The piece by Vena Rota is formalized as a conspiranoid perfoweb in which the fears of reactionary subjectivity that fear losing its power over the construction of the world resonate. That is why this perfoweb necessarily dialogues, albeit from sarcasm, with the conservative political, social and media contingency of Paraguay. The same one that accuses the work of human rights NGOs, the discourses of gender ideology (never before has Judith Butler's philosophy been explained so well summarized), identity politics or abortion feminism, of imposing a “new world order”.
Vena Rota appropriates this terminology by betting on a new world disorder, a non-heterosexual one, sterile in the way of Lee Edelman and at the same time utopian and vitalist in the line of José Esteban Muñoz. A new world disorder that appeals to another sensitive disposition, hacker and abortionist, an agenda of fragility that affects the old prevailing constitutions. And in effect, from the point of view of the legal codes, the disorder will be different from how its guardians imagined it.
There is a strange form of sustainability involved in this policy of letting some parts die so that others can be born. Reorganizing life implies being able to turn the historically received violence into a sexual fetish that proudly embodies what has hitherto been declared pathological.
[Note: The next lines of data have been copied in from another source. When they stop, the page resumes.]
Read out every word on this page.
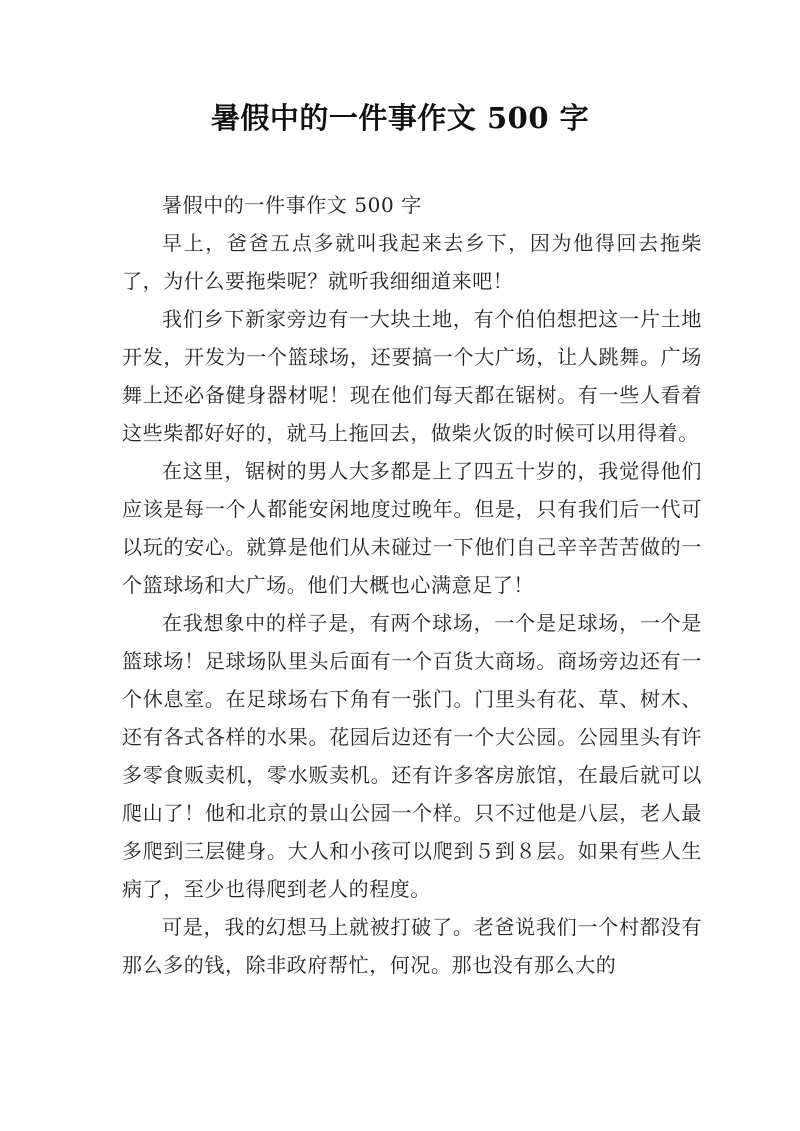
暑假中的一件事作文 500 字

暑假中的一件事作文 500 字

早上，爸爸五点多就叫我起来去乡下，因为他得回去拖柴了，为什么要拖柴呢？就听我细细道来吧！

我们乡下新家旁边有一大块土地，有个伯伯想把这一片土地开发，开发为一个篮球场，还要搞一个大广场，让人跳舞。广场舞上还必备健身器材呢！现在他们每天都在锯树。有一些人看着这些柴都好好的，就马上拖回去，做柴火饭的时候可以用得着。

在这里，锯树的男人大多都是上了四五十岁的，我觉得他们应该是每一个人都能安闲地度过晚年。但是，只有我们后一代可以玩的安心。就算是他们从未碰过一下他们自己辛辛苦苦做的一个篮球场和大广场。他们大概也心满意足了！

在我想象中的样子是，有两个球场，一个是足球场，一个是篮球场！足球场队里头后面有一个百货大商场。商场旁边还有一个休息室。在足球场右下角有一张门。门里头有花、草、树木、还有各式各样的水果。花园后边还有一个大公园。公园里头有许多零食贩卖机，零水贩卖机。还有许多客房旅馆，在最后就可以爬山了！他和北京的景山公园一个样。只不过他是八层，老人最多爬到三层健身。大人和小孩可以爬到５到８层。如果有些人生病了，至少也得爬到老人的程度。

可是，我的幻想马上就被打破了。老爸说我们一个村都没有那么多的钱，除非政府帮忙，何况。那也没有那么大的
It is the power of the deviant that pleases its own filth without conditions.
In the old order, comfort was anchored in the exclusivity of the heteronorm, of cis-sexuality, the naturalization of racism, the control of the bodies and the network. But, in disorder, the comfort of privilege is extinguished. And the worst thing is that there is no one to blame, no head to cut off. There is no one behind, but an uncontrolled micropolitical crowd, like a virus running through the veins of the world, or through the optic fiber wiring under the oceans, an indisputable part of its contemporary arteries, that can also be broken veins.